Communications were on Tuesday severed to the flood-hit Libyan city of Derna and journalists were asked to leave, a day after hundreds protested against authorities they blamed for the thousands of deaths.
A tsunami-sized flash flood broke through two aging river dams upstream from the city on the night of Sept. 10 and razed entire neighborhoods, sweeping thousands into the Mediterranean Sea.
Telephone and Internet links provided by Libya’s two operators had been disconnected in Derna since 1:00am on Tuesday, a journalist said after getting out of the city.
Photo: AFP
Authorities had asked most journalists to leave Derna and hand over permits that had allowed them to cover the disaster, the same source said.
The restrictions came after protesters had massed at the city’s grand mosque, venting their anger at authorities they blamed for failing to maintain the dams or to provide early warning of the disaster.
“Thieves and traitors must hang,” they shouted, before some protesters torched the house of the town’s unpopular mayor.
The national Libyan Post Telecommunications & Information Technology Co said communications were down as a result of “a rupture in the optical fiber” link to Derna.
The company said the outage, which also affected other areas in eastern Libya, “could be the result of a deliberate act of sabotage” and pledged that “our teams are working to repair it as quickly as possible.”
Rescue workers have kept digging for bodies, with the official death toll put at 3,351 and many thousands more missing since the flood caused by torrential rains from Mediterranean Storm Daniel.
Fourteen rescue teams were still at work in Derna, including 10 from abroad, said Mohamed Eljarh, spokesperson for the committee leading the emergency response.
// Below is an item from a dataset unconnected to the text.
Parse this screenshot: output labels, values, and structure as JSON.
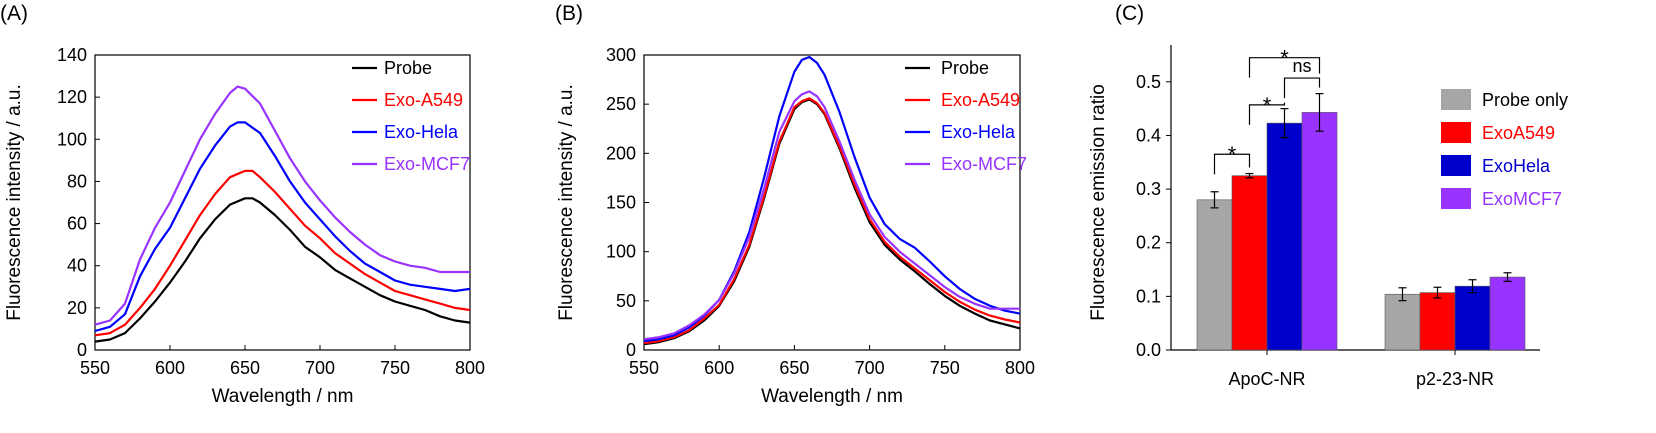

He denied rumors of an imminent evacuation of the city, saying that only the most affected areas had been “isolated.”
The huge wall of water that smashed into Derna completely destroyed 891 buildings and damaged more than 600 more, a Libyan government report based on satellite images said.
Libya remains split between a UN-backed and nominally interim government in Tripoli in the west, and another in the disaster-hit east backed by military strongman Khalifa Haftar.
On Monday, demonstrators in Derna chanted angry slogans against the parliament in eastern Libya and Libyan House of Representatives Speaker Aguila Saleh.
“The people want parliament to fall,” they chanted.
Others shouted “Aguila is the enemy of God,” and a protest statement called for “legal action against those responsible for the disaster.”
Al-Masar television said the leader of the eastern-based government, Oussama Hamad, responded by dissolving the Derna municipal council.
Libya watchers on Tuesday considered the telecom outage of Derna a deliberate act, intended to silence the protesters.
Tarek Megrisi, senior policy fellow at the European Council on International Relations, wrote on X, formerly known as Twitter, of “extremely grim news from #Derna, still reeling from the horrific floods.”
“Residents are now terrified of an imminent military crackdown, seen as collective punishment for yesterday’s protest and demands,” Megrisi wrote.
UN Secretary-General Antonio Guterres on Tuesday called the Derna flood a symbol of the world’s ills as he opened the annual UN General Assembly.
“Even as we speak now, bodies are washing ashore from the same Mediterranean Sea where billionaires sunbathe on their super yachts,” Guterres said. “Derna is a sad snapshot of the state of our world — the flood of inequity, of injustice, of inability to confront the challenges in our midst.”